Ayrı bir bağlamda, İsrail “Savaş Konseyi” üyesi Benny Gantz, ABD’ye yaptığı tartışmalı ziyareti sonlandırdıktan sonra dün Londra’ya geldi ve İsrail Başbakanı Binyamin Netanyahu’nun talimatı doğrultusunda oradaki büyükelçiliğin ziyareti boykotu gölgesinde burada bir grup üst düzey toplantı gerçekleştirdi. Gantz, İngiltere Dışişleri Bakanı David Cameron ile görüştü.

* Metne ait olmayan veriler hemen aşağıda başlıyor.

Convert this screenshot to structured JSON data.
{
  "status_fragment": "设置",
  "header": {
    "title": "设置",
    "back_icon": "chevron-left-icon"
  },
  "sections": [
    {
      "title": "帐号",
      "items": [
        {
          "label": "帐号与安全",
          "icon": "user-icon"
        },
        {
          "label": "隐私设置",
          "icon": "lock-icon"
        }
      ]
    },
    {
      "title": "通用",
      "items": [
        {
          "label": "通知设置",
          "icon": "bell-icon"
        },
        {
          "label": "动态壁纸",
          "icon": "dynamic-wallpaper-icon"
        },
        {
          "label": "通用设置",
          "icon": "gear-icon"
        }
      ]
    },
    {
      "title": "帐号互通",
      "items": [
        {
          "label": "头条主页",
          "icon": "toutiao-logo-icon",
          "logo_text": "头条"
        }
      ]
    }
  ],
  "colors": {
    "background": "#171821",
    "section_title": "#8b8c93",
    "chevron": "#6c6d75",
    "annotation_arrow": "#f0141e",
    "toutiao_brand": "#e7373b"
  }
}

Cameron, toplantının sonunda Gazze’deki işgalci güç olarak İsrail’in “vatandaşlara yardım sağlanması konusunda yasal bir sorumluluğa sahip olduğunu” vurguladı ve “bu sorumluluğun bazı sonuçları olacağına” işaret etti. Şaşırtıcı bir şekilde, Gantz ile İngiliz Ulusal Güvenlik Danışmanı arasındaki toplantıya İngiltere Başbakanı Rishi Sunak da katıldı ve Gantz’a, “Kamuoyunun ve Parlamentonun üzerimizde çok büyük baskısı var.” dedi. Walla muhabiri Barak Ravid’e göre, Netanyahu’nun tüm öfke nöbetlerine, Gantz’la iş yapılmaması yönündeki açıklamalarına ve talimatlarına rağmen İngiltere Başbakanı’nın Gantz’la görüşmesi Netanyahu için önemli bir mesaj oldu!